Composite Disturbance Filtering: A Novel State Estimation Scheme for Systems With Multisource, Heterogeneous, and Isomeric Disturbances

Abstract

State estimation has long been a fundamental problem in signal processing and control areas. The main challenge is to design filters with ability to reject or attenuate various disturbances. With the arrival of Big Data era, the disturbances of complicated systems are physically multisource, mathematically heterogenous, affecting the system dynamics via isomeric (additive, multiplicative, and recessive) channels, and deeply coupled with each other. In traditional filtering schemes, the multisource heterogenous disturbances are usually simplified as a lumped one so that the “single” disturbance can be either rejected or attenuated. Since the pioneering work in 2012 (Guo and Cao, 2012), a novel state estimation methodology called composite disturbance filtering (CDF) has been proposed, which deals with the multisource, heterogenous, and isomeric disturbances based on their specific characteristics.
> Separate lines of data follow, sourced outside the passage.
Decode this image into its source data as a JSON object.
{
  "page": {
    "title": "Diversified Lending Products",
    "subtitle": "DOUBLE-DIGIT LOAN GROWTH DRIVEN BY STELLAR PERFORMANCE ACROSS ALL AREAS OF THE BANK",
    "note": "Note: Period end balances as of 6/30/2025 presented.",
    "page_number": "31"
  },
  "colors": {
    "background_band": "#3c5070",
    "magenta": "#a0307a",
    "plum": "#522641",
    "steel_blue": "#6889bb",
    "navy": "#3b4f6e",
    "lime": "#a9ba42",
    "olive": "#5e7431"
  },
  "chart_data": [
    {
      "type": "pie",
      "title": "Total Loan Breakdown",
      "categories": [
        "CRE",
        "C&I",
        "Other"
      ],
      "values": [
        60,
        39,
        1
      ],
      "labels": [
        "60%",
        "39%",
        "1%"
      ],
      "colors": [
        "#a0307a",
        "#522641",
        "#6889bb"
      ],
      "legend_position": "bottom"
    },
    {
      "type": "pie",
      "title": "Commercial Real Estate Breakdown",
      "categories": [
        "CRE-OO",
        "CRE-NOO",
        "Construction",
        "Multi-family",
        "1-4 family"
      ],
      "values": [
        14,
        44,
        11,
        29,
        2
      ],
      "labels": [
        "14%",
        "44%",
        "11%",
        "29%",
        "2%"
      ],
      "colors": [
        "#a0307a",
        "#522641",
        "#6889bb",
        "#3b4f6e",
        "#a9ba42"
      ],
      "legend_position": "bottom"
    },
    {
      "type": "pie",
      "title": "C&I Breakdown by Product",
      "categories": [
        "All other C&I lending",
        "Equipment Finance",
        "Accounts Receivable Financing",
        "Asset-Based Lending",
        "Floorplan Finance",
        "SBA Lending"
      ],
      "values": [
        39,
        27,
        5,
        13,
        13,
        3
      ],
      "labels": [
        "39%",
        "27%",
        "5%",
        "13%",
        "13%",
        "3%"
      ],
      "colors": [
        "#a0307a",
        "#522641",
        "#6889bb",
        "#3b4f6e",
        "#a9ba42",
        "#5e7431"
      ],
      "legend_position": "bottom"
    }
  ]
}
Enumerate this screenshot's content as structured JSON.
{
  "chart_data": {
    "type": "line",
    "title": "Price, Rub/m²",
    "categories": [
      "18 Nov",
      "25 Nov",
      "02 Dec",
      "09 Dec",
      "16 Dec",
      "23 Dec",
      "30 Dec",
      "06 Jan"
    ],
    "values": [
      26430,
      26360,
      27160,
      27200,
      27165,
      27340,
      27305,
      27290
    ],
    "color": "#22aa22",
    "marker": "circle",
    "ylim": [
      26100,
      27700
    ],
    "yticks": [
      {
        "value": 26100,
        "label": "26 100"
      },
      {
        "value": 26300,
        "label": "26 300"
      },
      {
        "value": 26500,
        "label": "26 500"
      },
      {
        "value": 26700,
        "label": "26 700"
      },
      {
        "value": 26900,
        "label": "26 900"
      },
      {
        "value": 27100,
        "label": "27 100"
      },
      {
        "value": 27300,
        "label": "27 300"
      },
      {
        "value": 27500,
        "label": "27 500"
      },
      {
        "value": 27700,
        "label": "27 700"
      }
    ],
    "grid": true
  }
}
With CDF, enhanced antidisturbance capability can be achieved via refined quantification, effective separation, and simultaneous rejection and attenuation of the disturbances. In this article, an overview of the CDF scheme is provided, which includes the basic principle, general design procedure, application scenarios (e.g., alignment, localization, and navigation), and future research directions. In summary, it is expected that CDF offers an effective tool for state estimation, especially in the presence of multisource heterogeneous disturbances.